Em sua campanha, Lula prometeu que o povo voltaria a comer picanha. Pouco mais de um ano depois, as famílias mais pobres não só não estão comendo picanha, como estão tendo que tirar ou reduzir do prato os alimentos mais básicos, como batata, frutas, verduras, o tradicional arroz e feijão, e até mesmo os ovos, a “carne do pobre”.

Uma ida a qualquer supermercado ou feira é suficiente para constatar que comer está mais caro. Os mais diferentes indicadores mostram um salto no preço dos alimentos in natura, aquele tipo de alimento chamado “de domicílio”. Enquanto a inflação geral segue relativamente baixa, comparada ao período anterior, ou até mesmo diminuiu para as famílias de renda mais alta, a inflação desses alimentos foi o dobro do índice oficial.
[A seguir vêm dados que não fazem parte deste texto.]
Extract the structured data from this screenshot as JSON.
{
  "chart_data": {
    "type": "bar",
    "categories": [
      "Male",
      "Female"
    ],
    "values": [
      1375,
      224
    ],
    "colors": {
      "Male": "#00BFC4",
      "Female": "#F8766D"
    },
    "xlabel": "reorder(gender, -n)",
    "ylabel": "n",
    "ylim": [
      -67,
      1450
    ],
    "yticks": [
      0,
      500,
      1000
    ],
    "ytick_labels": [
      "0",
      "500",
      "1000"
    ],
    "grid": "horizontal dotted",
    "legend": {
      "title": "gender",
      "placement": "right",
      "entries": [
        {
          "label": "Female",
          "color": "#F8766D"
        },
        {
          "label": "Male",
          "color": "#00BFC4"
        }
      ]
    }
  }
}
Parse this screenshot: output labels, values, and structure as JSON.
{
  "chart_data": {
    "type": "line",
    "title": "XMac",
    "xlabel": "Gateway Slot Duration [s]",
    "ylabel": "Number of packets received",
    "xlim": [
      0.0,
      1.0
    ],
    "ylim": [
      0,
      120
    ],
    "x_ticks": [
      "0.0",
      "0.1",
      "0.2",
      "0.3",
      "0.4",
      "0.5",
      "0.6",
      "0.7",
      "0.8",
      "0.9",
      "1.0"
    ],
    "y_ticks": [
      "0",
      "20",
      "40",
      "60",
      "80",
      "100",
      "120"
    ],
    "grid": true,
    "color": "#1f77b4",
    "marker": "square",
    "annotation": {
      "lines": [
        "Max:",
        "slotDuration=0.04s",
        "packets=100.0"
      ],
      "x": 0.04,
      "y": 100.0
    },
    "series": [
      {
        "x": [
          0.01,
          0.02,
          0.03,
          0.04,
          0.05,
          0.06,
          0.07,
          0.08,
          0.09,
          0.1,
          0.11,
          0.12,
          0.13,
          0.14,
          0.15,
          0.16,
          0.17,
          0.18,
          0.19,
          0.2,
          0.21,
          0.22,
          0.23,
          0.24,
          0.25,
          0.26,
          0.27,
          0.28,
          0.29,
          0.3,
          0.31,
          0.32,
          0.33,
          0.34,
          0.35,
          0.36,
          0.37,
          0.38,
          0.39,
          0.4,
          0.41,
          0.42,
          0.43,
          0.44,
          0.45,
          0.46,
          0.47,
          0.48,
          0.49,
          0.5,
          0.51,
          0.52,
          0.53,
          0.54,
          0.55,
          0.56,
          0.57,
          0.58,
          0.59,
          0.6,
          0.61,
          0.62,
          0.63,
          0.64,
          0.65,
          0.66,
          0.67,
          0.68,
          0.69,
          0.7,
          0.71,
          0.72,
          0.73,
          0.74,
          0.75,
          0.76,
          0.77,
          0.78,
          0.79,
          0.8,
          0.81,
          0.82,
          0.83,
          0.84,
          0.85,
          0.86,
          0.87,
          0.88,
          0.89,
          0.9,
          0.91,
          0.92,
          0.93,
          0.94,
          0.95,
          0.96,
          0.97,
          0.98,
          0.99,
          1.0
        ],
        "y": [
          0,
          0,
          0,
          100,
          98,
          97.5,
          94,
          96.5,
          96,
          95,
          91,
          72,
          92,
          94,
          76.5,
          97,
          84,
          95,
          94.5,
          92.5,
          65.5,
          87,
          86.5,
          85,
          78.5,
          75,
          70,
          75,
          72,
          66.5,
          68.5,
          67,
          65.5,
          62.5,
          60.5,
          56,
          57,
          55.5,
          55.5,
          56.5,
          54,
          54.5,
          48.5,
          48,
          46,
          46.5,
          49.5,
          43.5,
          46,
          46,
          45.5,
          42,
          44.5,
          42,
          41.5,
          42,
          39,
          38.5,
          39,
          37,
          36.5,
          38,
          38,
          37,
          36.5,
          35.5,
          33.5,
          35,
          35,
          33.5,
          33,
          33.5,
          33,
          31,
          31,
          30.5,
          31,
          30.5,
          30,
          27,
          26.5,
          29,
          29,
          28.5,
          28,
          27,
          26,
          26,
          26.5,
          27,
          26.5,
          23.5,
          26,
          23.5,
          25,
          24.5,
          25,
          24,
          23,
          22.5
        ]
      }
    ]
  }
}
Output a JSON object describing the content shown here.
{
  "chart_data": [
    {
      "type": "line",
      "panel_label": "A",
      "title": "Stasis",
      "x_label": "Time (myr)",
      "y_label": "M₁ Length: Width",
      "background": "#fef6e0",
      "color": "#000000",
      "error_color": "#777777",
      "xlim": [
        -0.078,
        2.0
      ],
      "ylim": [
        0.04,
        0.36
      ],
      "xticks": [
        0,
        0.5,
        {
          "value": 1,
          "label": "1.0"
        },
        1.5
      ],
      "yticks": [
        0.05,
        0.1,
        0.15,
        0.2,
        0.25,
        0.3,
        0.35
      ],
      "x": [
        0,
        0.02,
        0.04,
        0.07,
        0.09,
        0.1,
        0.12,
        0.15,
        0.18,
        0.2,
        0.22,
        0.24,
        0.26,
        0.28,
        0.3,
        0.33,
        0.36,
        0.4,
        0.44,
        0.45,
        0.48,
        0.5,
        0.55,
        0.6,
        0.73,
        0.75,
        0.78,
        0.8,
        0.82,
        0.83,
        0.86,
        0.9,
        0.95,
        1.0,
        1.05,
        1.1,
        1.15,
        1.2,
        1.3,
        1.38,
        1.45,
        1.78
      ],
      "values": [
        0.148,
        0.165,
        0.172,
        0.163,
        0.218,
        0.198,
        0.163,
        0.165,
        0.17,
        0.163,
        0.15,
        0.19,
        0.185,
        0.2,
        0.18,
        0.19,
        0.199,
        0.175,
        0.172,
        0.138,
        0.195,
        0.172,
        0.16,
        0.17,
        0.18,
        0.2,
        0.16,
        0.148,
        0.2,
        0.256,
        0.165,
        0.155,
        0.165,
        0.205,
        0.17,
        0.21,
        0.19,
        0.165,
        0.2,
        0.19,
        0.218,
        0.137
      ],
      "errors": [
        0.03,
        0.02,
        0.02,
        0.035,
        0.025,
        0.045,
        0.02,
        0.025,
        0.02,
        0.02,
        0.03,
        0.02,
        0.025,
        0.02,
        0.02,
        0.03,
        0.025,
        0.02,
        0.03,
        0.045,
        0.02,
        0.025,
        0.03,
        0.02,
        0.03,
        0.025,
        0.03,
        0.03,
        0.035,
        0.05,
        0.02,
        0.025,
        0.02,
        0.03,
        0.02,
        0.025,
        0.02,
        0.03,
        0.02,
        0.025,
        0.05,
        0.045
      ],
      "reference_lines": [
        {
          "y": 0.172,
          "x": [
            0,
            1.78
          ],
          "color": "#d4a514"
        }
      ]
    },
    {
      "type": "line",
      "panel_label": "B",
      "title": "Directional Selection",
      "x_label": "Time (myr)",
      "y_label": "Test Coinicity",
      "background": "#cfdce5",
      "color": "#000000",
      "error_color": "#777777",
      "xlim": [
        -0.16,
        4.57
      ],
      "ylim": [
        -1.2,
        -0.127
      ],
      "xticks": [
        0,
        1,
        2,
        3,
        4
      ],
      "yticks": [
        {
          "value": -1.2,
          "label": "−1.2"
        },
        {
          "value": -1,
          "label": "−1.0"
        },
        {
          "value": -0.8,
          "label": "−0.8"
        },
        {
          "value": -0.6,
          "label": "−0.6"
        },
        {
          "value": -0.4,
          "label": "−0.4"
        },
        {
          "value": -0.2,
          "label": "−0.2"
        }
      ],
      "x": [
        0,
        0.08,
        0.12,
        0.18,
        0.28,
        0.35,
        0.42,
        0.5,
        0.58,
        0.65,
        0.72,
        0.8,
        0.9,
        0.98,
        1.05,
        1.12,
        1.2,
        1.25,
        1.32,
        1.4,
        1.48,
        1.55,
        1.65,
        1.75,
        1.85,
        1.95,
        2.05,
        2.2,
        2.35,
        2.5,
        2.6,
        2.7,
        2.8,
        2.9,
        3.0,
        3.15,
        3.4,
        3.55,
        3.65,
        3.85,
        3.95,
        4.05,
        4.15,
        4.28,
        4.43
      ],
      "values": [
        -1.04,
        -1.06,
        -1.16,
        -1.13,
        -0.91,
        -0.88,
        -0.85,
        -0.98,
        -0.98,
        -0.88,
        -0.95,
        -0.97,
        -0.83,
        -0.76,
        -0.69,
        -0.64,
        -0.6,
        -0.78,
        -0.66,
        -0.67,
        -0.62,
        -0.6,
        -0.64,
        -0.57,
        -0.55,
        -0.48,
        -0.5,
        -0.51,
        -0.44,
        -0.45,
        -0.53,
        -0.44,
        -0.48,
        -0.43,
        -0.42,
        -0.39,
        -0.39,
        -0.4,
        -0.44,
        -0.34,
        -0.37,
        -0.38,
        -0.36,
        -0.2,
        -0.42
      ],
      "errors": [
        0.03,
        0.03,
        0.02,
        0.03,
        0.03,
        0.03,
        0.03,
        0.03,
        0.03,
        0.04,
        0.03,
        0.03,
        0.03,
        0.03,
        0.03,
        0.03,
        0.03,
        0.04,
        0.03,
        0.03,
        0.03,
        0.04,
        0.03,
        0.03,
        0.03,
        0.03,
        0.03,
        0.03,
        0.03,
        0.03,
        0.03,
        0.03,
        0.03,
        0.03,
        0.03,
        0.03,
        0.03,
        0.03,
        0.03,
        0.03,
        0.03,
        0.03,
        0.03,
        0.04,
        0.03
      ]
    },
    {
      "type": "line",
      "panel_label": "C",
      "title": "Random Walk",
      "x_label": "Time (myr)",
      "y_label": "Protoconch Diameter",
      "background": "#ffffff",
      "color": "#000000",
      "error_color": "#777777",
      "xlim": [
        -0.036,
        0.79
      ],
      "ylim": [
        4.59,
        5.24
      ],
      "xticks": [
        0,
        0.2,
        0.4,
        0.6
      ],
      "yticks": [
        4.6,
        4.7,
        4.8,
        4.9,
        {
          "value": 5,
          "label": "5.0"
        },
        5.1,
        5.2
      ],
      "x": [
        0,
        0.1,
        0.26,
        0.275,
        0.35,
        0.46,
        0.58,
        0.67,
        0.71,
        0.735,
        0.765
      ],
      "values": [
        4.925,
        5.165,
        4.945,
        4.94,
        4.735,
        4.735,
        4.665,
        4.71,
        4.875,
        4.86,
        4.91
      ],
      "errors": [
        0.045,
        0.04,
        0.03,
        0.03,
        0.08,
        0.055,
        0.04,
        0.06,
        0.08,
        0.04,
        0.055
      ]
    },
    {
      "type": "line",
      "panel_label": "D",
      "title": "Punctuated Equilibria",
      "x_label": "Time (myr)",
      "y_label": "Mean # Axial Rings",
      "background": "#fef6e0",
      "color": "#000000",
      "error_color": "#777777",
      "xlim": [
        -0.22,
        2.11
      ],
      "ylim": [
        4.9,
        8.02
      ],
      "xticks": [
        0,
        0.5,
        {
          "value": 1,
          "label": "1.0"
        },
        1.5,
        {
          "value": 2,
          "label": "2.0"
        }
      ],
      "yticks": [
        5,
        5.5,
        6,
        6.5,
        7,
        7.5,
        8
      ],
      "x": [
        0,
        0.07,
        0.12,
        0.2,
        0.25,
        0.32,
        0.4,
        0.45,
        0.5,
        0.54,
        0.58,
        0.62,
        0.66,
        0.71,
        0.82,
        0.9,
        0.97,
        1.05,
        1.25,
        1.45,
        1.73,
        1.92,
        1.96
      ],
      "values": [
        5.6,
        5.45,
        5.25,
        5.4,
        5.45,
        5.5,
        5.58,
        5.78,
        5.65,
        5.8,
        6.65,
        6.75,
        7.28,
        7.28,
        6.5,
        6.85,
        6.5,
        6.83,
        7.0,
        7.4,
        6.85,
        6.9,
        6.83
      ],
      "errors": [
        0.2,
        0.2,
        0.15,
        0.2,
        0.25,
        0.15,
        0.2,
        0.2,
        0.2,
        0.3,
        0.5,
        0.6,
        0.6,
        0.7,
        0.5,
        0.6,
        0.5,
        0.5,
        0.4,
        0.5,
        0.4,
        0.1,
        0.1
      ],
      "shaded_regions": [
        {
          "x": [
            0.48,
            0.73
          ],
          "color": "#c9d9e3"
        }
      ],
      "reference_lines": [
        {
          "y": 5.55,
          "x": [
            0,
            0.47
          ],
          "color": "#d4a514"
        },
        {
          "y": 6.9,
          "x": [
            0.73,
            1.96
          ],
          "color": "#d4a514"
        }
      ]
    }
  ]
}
Levantamento da Fundação Instituto de Pesquisa Econômica (Fipe) registrou uma inflação de 1,3% neste primeiro trimestre do ano, enquanto que os alimentos subiram 3%. Mas quais alimentos exatamente estão puxando essa inflação?

O Índice Nacional de Preços ao Consumidor Amplo (IPCA) de fevereiro, calculado pelo IBGE, é um bom exemplo: a batata inglesa subiu 6,79%; o arroz, 3,69%; e o feijão, 5%. Verduras e hortaliças, por sua vez, subiram 2,31%. A laranja tem os maiores preços em 30 anos. O ovo de galinha, só no mês de março, disparou 6,24%.

Essa inflação impacta muito mais as famílias mais pobres, que têm um quarto da sua renda comprometida com a alimentação. Não é por menos que a disparada nos preços esteja sendo avaliada como o principal fator para o desgaste do governo Lula, demonstrado nas pesquisas de popularidade mais recentes.

Inflação

Disparada nos alimentos (entre janeiro e fevereiro)

  • Cebola – 7,37%
  • Batata-inglesa – 6,79%
  • Frutas – 3,74%
  • Arroz – 3,69%
  • Leite – 3,49%
De quem é a culpa?

O problema vai além do clima

O governo Lula, a imprensa e analistas de mercado se unificaram em torno de uma justificativa para a subida dos preços: o fenômeno “El Niño”, que provocou secas e/ou excesso de chuvas, que prejudicaram o setor.

Mas, se por um lado, é fato que o fenômeno climático provocou quebra de safras, algo que também entra na conta do grande agronegócio, que destrói o meio ambiente e agrava as mudanças climáticas; por outro, não se trata de um problema totalmente novo ou imprevisível. Agora, eles dizem “Calma, que daqui a pouco os preços voltarão ao normal”. Mas, será isso mesmo?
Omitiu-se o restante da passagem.